Roya Rahmani is the ambassador of Afghanistan to the United States.

The beauty of democracy is that it works even when people do not agree. In fact, a strong democracy is at its best when people who disagree work together to build a better country. Watching President Biden’s inauguration on the steps of the Capitol, I was reminded of the last time I saw those same steps: on the news, two weeks prior, as those seeking to disrupt democracy stormed the building. America’s strong institutions were the salvation of its system — but can democracy prevail when institutions are nascent and peace is evasive?

In Afghanistan, there is not just disagreement — there is war. Persistent violence threatens Afghanistan’s democracy and its future.

Important progress is being made on peace, but Afghanistan has experienced unprecedented levels of violence since the U.S.-Taliban agreement was signed last year. Although peace talks are ongoing in Doha, Qatar,, the Afghan people have not seen peace manifest on the ground.

We know the peace process is just that, a process, and we must have patience. But we must also remember how much is at stake in these negotiations. Every day, men, women and children live in fear of losing their rights, their democracy or even their very lives.

The Biden administration will have to grapple with this stark reality as they formulate their policy in Afghanistan, and the deadline for making a decision is rapidly approaching. According to the U.S.-Taliban agreement, a full U.S. withdrawal of troops is scheduled for May 2021, if the conditions are met. Given that the conditions have been repeatedly violated, the United States must now decide how to proceed.

Already, the Taliban is marketing the U.S.-Taliban agreement as evidence of its victory over the United States. It has repeatedly demonstrated its lack of commitment to peace. As long as it believes military victory is within their grasp, it will not show the level of dedication necessary for peace to succeed.

Just as peace talks do not necessarily mean peace, neither does a deal. We cannot allow fatigue to lure us into a deal that hurts more than it heals. The consequences of a false peace are as dire as no deal at all. In Afghanistan, gains on human rights and women’s empowerment will be lost, democracy could crumble, and Afghanistan could again become a safe haven for terrorist groups in the region. Furthermore, Afghanistan’s implosion would destabilize the region and have devastating consequences on global security.

If we truly desire peace — and we do — the United States must ensure it is not just trimming the branches, but treating the roots. This entails looking at the Taliban’s funding, training, resources and relationships with Pakistan and terrorist groups such as al-Qaeda. Pakistan says it cannot bring peace to Afghanistan and asks that its role be defined from a regional connectivity perspective. It should only be expected to do what it is capable of, such as denying the Taliban a base and truly working toward regional economic development. Now is the time for bold actions like these.

In spite of growing fatigue and shifting priorities, now is not the time to abandon this partnership.
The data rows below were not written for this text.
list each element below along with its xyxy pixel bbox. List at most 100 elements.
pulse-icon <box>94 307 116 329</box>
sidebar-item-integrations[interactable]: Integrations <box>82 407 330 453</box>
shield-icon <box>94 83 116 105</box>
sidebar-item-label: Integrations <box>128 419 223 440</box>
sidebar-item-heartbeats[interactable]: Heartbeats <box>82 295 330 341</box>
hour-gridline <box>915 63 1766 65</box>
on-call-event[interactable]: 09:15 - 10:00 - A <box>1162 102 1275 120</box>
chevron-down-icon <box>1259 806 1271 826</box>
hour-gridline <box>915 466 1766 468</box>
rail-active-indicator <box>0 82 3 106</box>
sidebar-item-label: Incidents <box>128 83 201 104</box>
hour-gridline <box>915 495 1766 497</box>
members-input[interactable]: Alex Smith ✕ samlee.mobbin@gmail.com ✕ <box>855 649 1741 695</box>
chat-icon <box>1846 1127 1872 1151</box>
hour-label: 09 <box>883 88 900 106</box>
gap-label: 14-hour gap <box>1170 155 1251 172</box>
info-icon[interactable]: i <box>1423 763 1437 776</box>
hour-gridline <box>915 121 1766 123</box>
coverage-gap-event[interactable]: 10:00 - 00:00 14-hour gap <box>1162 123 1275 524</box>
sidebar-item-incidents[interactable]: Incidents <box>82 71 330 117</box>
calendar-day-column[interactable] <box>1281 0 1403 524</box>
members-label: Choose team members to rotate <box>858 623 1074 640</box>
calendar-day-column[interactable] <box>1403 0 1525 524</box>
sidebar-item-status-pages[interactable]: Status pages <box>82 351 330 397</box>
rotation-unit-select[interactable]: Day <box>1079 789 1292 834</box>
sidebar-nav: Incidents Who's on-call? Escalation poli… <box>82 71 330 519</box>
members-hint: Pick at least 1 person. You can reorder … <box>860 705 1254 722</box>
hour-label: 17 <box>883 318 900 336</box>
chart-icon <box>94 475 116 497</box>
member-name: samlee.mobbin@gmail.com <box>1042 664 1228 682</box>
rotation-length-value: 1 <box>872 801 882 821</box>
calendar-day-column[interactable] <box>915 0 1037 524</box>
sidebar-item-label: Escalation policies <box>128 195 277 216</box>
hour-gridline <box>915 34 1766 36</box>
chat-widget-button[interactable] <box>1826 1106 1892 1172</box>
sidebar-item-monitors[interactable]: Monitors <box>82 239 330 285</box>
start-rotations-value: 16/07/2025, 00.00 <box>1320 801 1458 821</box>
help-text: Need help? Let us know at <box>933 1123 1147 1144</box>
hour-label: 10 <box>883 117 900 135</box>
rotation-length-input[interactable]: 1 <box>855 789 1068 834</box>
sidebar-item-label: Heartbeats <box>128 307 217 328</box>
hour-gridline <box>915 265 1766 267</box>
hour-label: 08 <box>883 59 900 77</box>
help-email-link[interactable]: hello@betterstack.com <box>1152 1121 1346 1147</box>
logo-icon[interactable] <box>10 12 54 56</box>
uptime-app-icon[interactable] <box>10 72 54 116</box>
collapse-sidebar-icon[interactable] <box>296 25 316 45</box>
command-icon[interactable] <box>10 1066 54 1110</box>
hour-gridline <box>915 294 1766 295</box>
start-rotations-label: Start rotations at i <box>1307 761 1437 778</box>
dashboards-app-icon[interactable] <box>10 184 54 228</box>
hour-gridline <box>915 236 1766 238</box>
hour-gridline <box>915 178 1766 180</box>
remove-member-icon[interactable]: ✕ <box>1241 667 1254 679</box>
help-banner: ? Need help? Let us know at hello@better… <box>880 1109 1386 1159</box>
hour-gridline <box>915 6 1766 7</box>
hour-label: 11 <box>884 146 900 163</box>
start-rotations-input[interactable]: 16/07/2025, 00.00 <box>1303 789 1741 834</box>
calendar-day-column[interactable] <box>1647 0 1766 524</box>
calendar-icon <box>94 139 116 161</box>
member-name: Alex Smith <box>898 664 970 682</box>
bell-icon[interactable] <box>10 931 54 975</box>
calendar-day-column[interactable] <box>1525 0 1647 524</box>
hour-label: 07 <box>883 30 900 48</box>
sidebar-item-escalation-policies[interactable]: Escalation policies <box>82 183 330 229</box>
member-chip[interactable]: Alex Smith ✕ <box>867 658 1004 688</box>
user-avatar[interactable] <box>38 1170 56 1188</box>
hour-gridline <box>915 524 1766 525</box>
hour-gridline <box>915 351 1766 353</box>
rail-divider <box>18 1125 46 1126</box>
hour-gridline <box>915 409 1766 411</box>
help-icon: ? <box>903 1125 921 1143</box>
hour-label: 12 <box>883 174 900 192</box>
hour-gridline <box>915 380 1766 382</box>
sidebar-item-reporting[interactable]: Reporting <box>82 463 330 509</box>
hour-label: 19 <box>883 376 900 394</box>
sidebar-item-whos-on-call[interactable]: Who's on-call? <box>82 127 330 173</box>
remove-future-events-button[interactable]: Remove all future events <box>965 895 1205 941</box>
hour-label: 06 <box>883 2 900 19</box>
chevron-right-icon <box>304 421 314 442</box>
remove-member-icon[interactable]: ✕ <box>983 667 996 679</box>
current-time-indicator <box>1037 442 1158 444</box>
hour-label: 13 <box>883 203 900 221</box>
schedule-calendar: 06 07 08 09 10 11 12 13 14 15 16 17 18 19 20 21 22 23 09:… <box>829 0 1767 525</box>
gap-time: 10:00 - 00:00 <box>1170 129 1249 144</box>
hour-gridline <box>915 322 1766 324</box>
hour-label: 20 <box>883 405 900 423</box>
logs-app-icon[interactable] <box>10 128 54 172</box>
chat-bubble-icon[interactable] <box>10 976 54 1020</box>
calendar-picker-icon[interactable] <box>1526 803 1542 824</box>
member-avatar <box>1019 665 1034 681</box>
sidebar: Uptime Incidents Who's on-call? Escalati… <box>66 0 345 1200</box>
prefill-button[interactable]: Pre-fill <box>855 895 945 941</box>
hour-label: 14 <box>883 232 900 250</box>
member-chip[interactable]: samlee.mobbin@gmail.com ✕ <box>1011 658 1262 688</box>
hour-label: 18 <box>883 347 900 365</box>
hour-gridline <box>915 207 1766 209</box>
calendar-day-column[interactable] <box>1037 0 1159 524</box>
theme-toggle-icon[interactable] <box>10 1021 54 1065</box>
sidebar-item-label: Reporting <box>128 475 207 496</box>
The U.S.-Afghan partnership has evolved dramatically from a military intervention to a symbiotic relationship in which Afghan security forces conduct 96 percent of security operations independently. The 2,500 U.S. troops who remain focus on highly specific counterterrorism missions in the country.

Afghanistan is now more of a base than a battlefield for Americans, and their presence is mutually beneficial. Similar to U.S. presence in South Korea, Germany and Kuwait, American troops in Afghanistan serve as a stabilizing force. The United States stations about 168,000 troops worldwide for this purpose.

The United States must make the bold decision to hold the Taliban accountable for its egregious violations of the agreement and fully commit to the U.S.-Afghan partnership.

Afghanistan must make the bold decision to build a better future for all of its people. We cannot choose to focus on the pain of our past over the hope of our future. It is imperative to remember that we are building a future to uplift generations to come.

Afghanistan’s democracy will serve as the foundation upon which we build our future, and continuity is critical. Strengthening a country requires building institutions up and building upon our achievements, not tearing things down when they are imperfect. On top of our nascent democracy, we rest our hopes and build our future.